在無數個最後一次里,李沫純吃得肚圓月復脹,小玩意一大袋,導致李沫純走到哪里,哪里就有一群眼尖的商販尾隨到哪里,跑得快了會沖在前段路上死守,再次上演剛出攤便宜賣的戲碼。

一路走來嚴述的笑靨從沒有消褪過,似乎幾十年都沒有今晚笑的次數多,襯衫的領口隨意的松著,露出曲線性感的脖頸,即便是此時全身彌漫著一股松散的愜意,可與身居來的氣息仍讓人不可忽視。

走在人群里嚴述無意永遠都是亮點,可他的目光只有一人,那個在他身邊又笑又鬧的人兒,只有觸及她的目光才溢滿了濃濃的柔意。

「累了吧!」嚴述微涼的手指擦過李沫純出汗的臉頰,語氣心疼,「我們找個地方休息一下。」

「嗯,你不說我還不覺得累,你一說我腳就疼了。」李沫純將身體的重量都傾斜在嚴述的身上,嘟著紅丹丹的唇,耍賴的不動,連先前買了當寶的小玩意都懶得提了。

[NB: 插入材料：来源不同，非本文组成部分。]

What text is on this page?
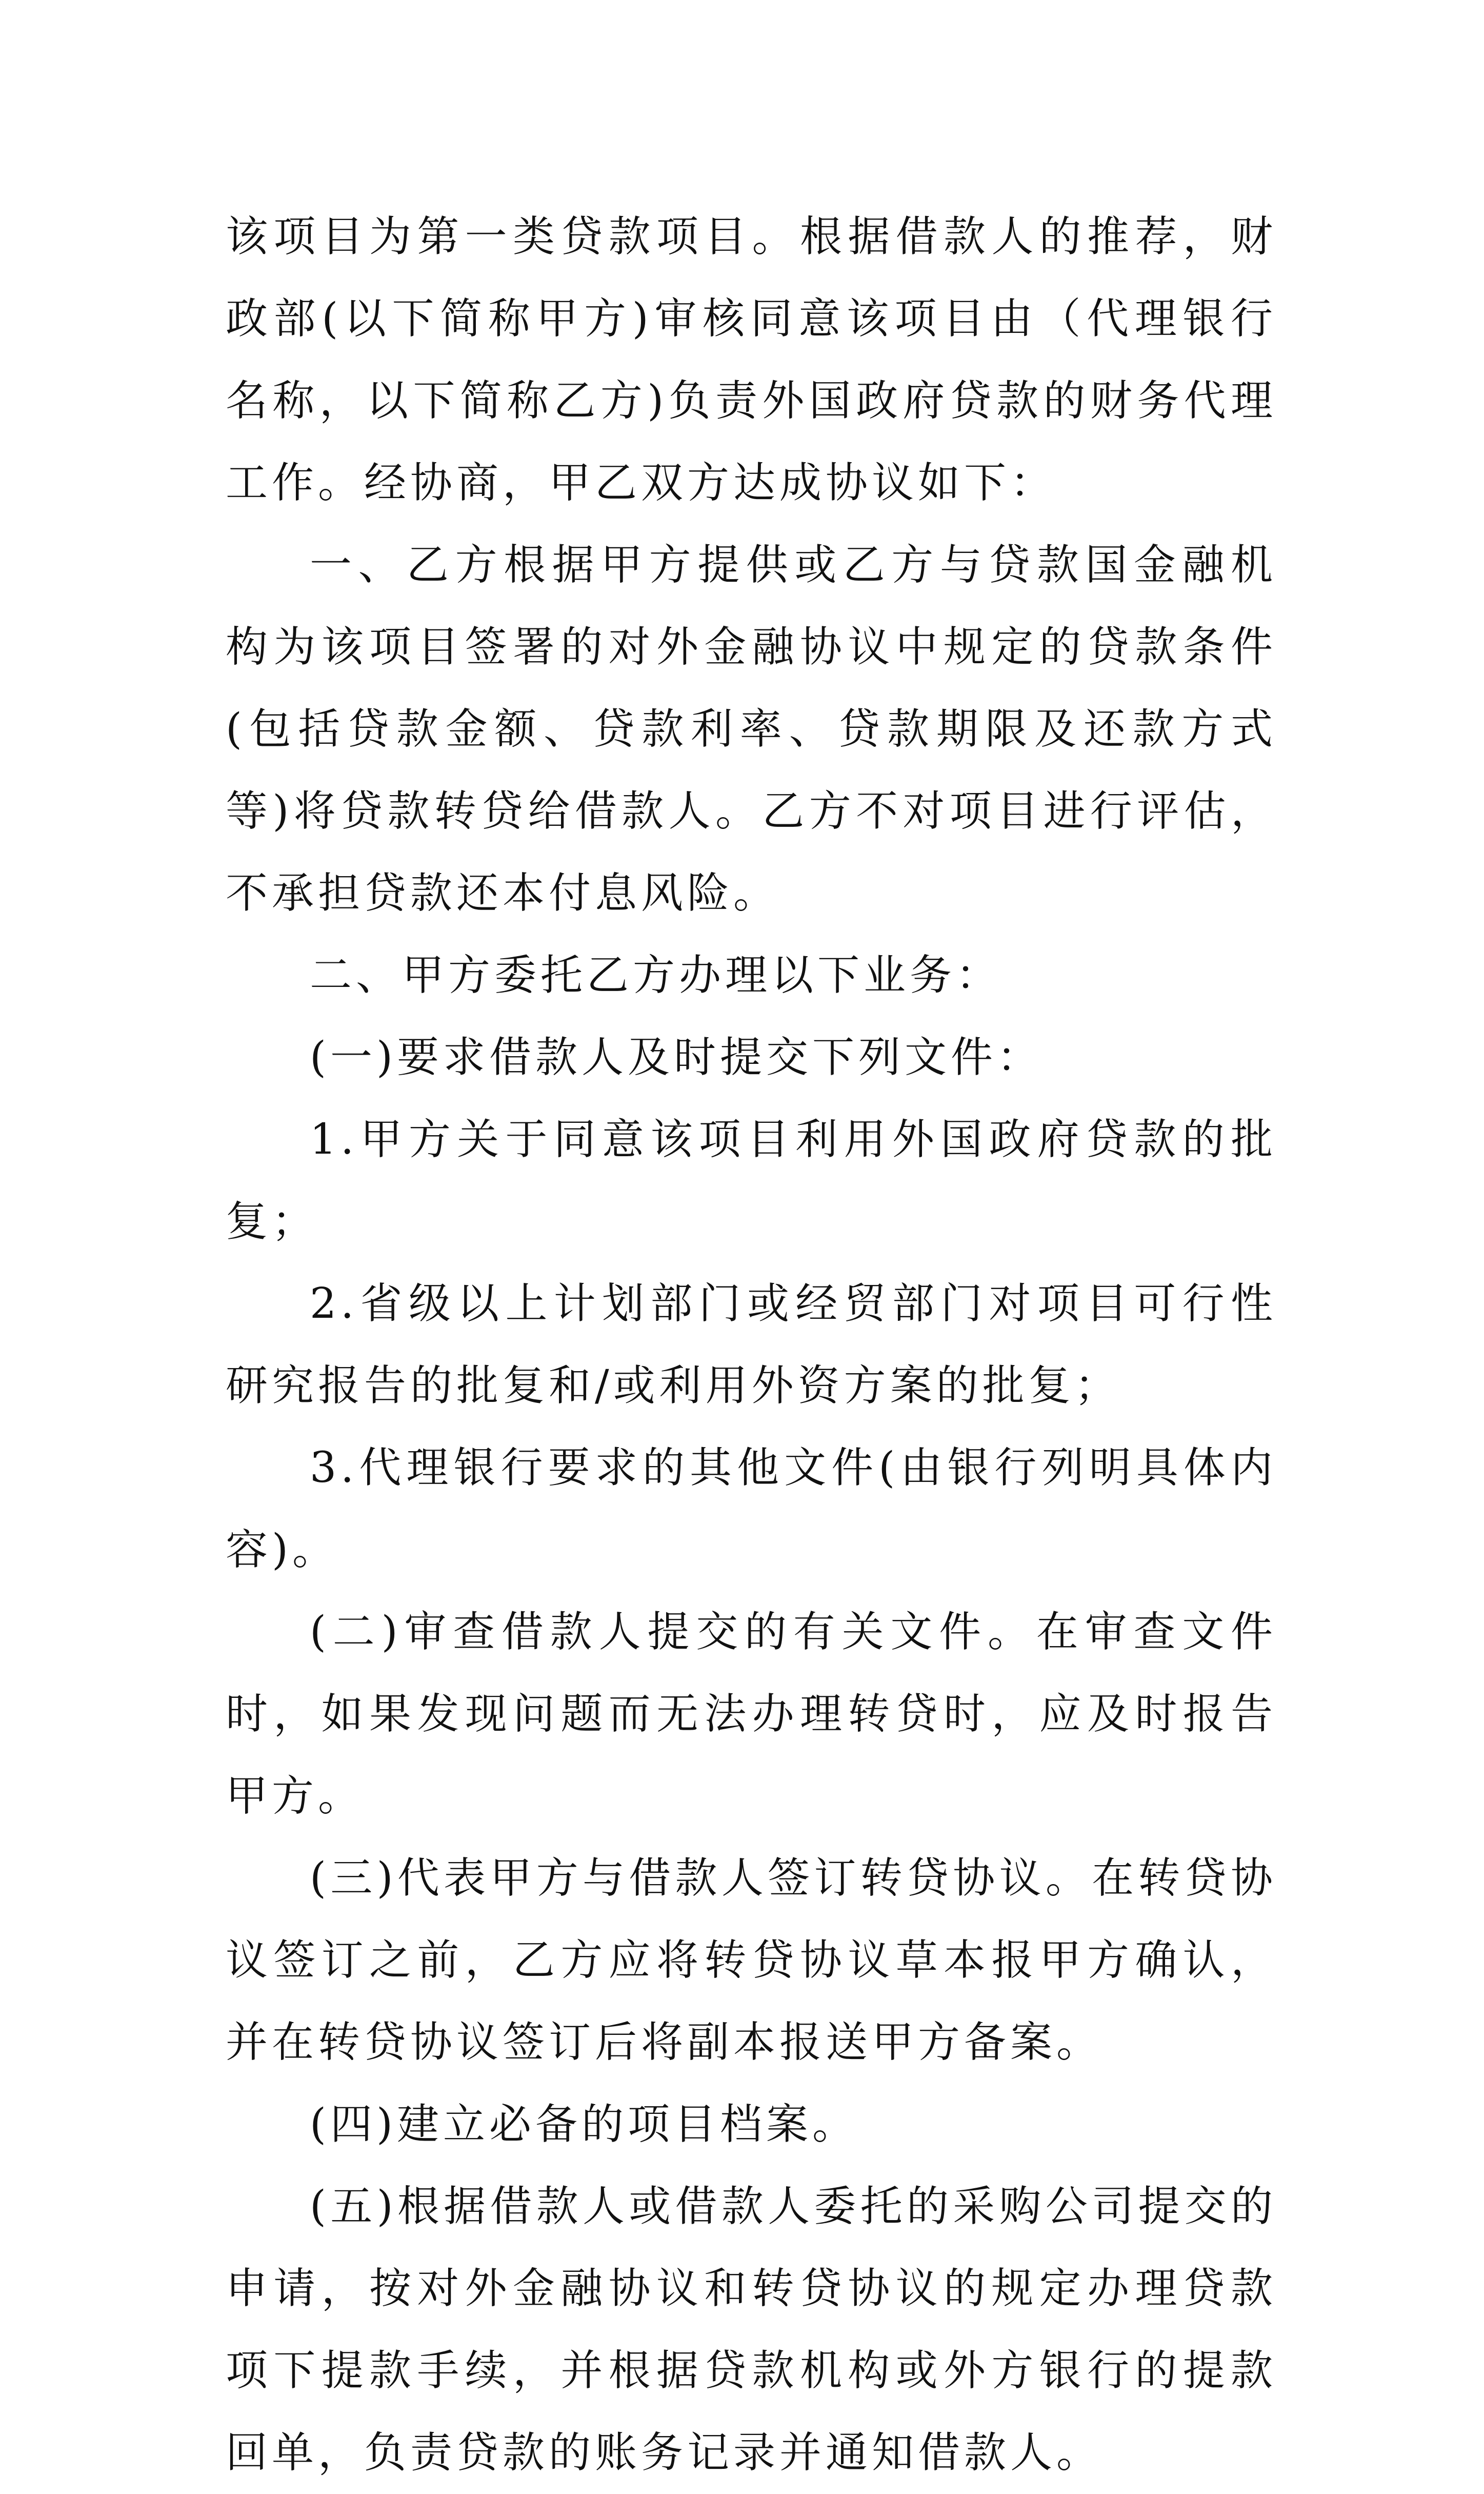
该项目为第一类贷款项目。根据借款人的推荐，财政部(以下简称甲方)审核同意该项目由（代理银行名称，以下简称乙方)负责外国政府贷款的财务代理工作。经协商，甲乙双方达成协议如下：

一、乙方根据甲方提供或乙方与贷款国金融机构为该项目签署的对外金融协议中规定的贷款条件(包括贷款金额、贷款利率、贷款期限及还款方式等)将贷款转贷给借款人。乙方不对项目进行评估，不承担贷款还本付息风险。

二、甲方委托乙方办理以下业务：

(一)要求借款人及时提交下列文件：

1.甲方关于同意该项目利用外国政府贷款的批复；

2.省级以上计划部门或经贸部门对项目可行性研究报告的批复和/或利用外资方案的批复；

3.代理银行要求的其他文件(由银行列明具体内容)。

(二)审查借款人提交的有关文件。在审查文件时，如果发现问题而无法办理转贷时，应及时报告甲方。

(三)代表甲方与借款人签订转贷协议。在转贷协议签订之前，乙方应将转贷协议草本报甲方确认，并在转贷协议签订后将副本报送甲方备案。

(四)建立必备的项目档案。

(五)根据借款人或借款人委托的采购公司提交的申请，按对外金融协议和转贷协议的规定办理贷款项下提款手续，并根据贷款机构或外方银行的提款回单，负责贷款的账务记录并通知借款人。
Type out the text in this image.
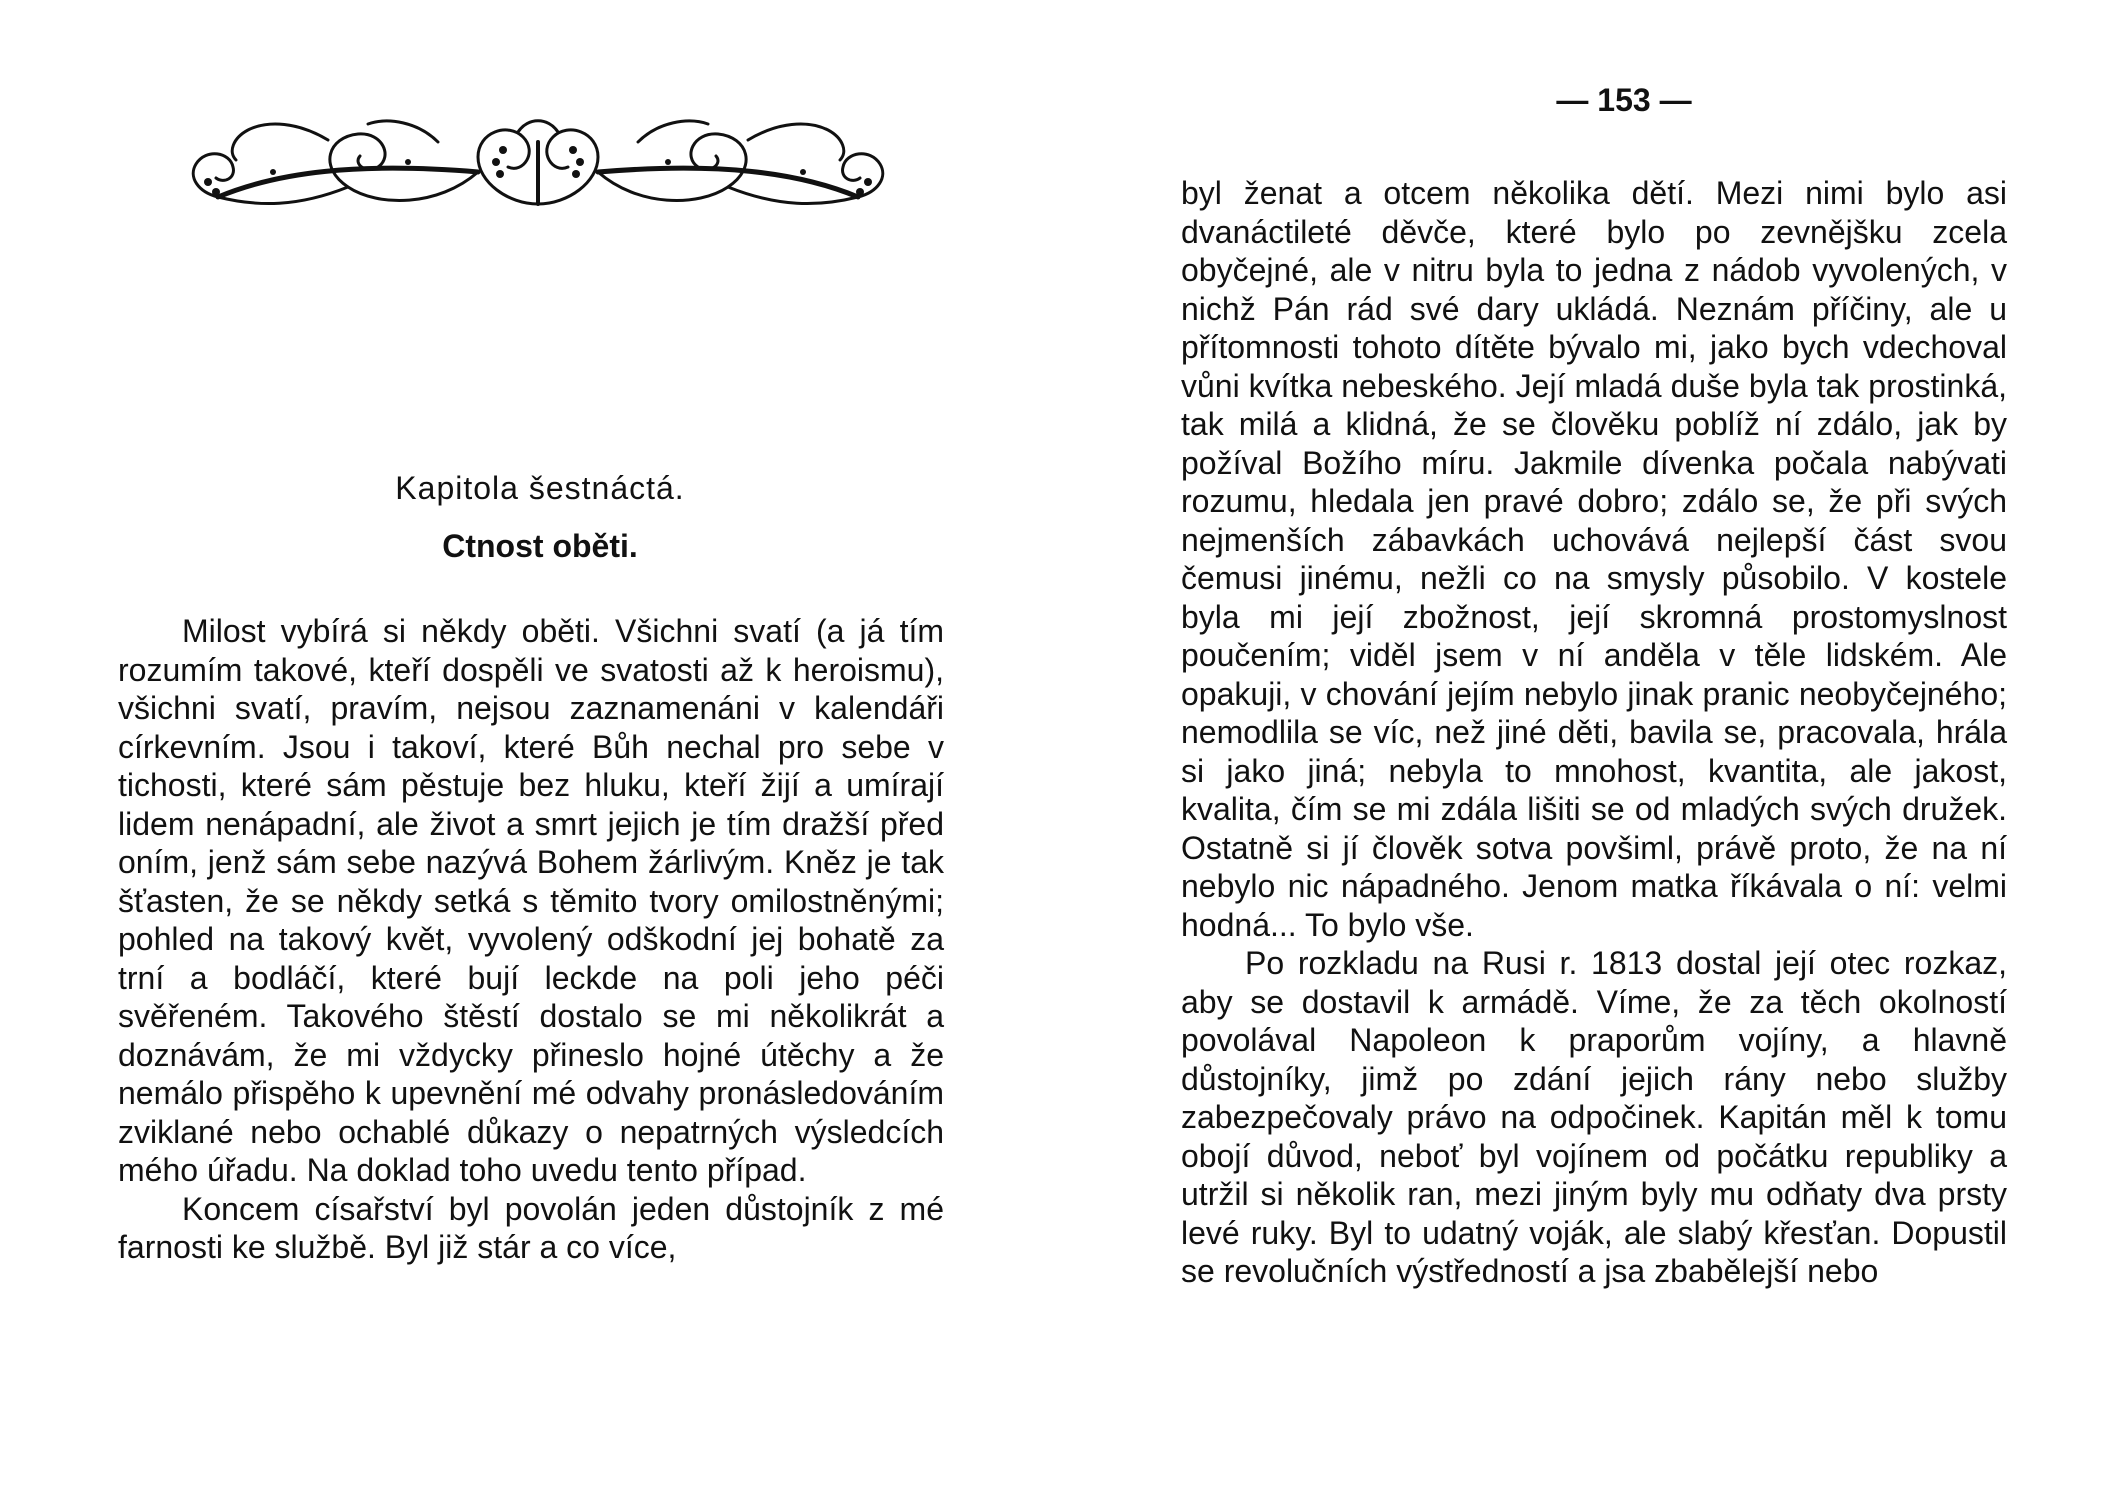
Kapitola šestnáctá.
Ctnost oběti.

Milost vybírá si někdy oběti. Všichni svatí (a já tím rozumím takové, kteří dospěli ve svatosti až k heroismu), všichni svatí, pravím, nejsou zaznamenáni v kalendáři církevním. Jsou i takoví, které Bůh nechal pro sebe v tichosti, které sám pěstuje bez hluku, kteří žijí a umírají lidem nenápadní, ale život a smrt jejich je tím dražší před oním, jenž sám sebe nazývá Bohem žárlivým. Kněz je tak šťasten, že se někdy setká s těmito tvory omilostněnými; pohled na takový květ, vyvolený odškodní jej bohatě za trní a bodláčí, které bují leckde na poli jeho péči svěřeném. Takového štěstí dostalo se mi několikrát a doznávám, že mi vždycky přineslo hojné útěchy a že nemálo přispěho k upevnění mé odvahy pronásledováním zviklané nebo ochablé důkazy o nepatrných výsledcích mého úřadu. Na doklad toho uvedu tento případ.

Koncem císařství byl povolán jeden důstojník z mé farnosti ke službě. Byl již stár a co více,

— 153 —

byl ženat a otcem několika dětí. Mezi nimi bylo asi dvanáctileté děvče, které bylo po zevnějšku zcela obyčejné, ale v nitru byla to jedna z nádob vyvolených, v nichž Pán rád své dary ukládá. Neznám příčiny, ale u přítomnosti tohoto dítěte bývalo mi, jako bych vdechoval vůni kvítka nebeského. Její mladá duše byla tak prostinká, tak milá a klidná, že se člověku poblíž ní zdálo, jak by požíval Božího míru. Jakmile dívenka počala nabývati rozumu, hledala jen pravé dobro; zdálo se, že při svých nejmenších zábavkách uchovává nejlepší část svou čemusi jinému, nežli co na smysly působilo. V kostele byla mi její zbožnost, její skromná prostomyslnost poučením; viděl jsem v ní anděla v těle lidském. Ale opakuji, v chování jejím nebylo jinak pranic neobyčejného; nemodlila se víc, než jiné děti, bavila se, pracovala, hrála si jako jiná; nebyla to mnohost, kvantita, ale jakost, kvalita, čím se mi zdála lišiti se od mladých svých družek. Ostatně si jí člověk sotva povšiml, právě proto, že na ní nebylo nic nápadného. Jenom matka říkávala o ní: velmi hodná... To bylo vše.

Po rozkladu na Rusi r. 1813 dostal její otec rozkaz, aby se dostavil k armádě. Víme, že za těch okolností povolával Napoleon k praporům vojíny, a hlavně důstojníky, jimž po zdání jejich rány nebo služby zabezpečovaly právo na odpočinek. Kapitán měl k tomu obojí důvod, neboť byl vojínem od počátku republiky a utržil si několik ran, mezi jiným byly mu odňaty dva prsty levé ruky. Byl to udatný voják, ale slabý křesťan. Dopustil se revolučních výstředností a jsa zbabělejší nebo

「那怎麼辦?車離我們好遠呢?」嚴述眼眸含笑,逗弄她也是一種幸福的滿足。

「你背我吧!」李沫純直接扒在嚴述的懷里,蹭著臉。

「為什麼是我?我也很累的。」嚴述忍著笑,大手懷住懷里的柔軟的嬌軀,嗅著那縷幽香。

「你是我老公,你不背我,誰背我。」李沫純氣鼓鼓的仰臉,眸光里卻閃著狡黠︰「難道我還要專門找一個願意背我回家的人?」

「你敢!當心某人的屁屁。」嚴述臉一黑,卻還是配合的裝出很無奈神情蹲,等李沫純舒服的趴在他背上時,嚴述赫然發現這樣的姿態竟然又讓他起了想法。「竟然我是你老公,那就勉為其難吧!」

大手拖著柔軟的臀,後背同樣被柔軟緊貼著,連空氣里都散發著她特有的氣息,折磨,身心上的雙重折磨。

夜已深,路很長。

嚴述走的很慢,每一步都走的很穩,似乎希望這樣的路沒有盡頭,他可以陪伴她一起度過,就這樣簡單的一直背著她走下去,一直走一直走,一直不停留。

可嚴述又希望路很短,短到此時就是路的盡頭,這樣他就可以將他吞噬下月復好好品嘗她的甜美,看著她在他的身下綻放,放縱他滿身心的幸福。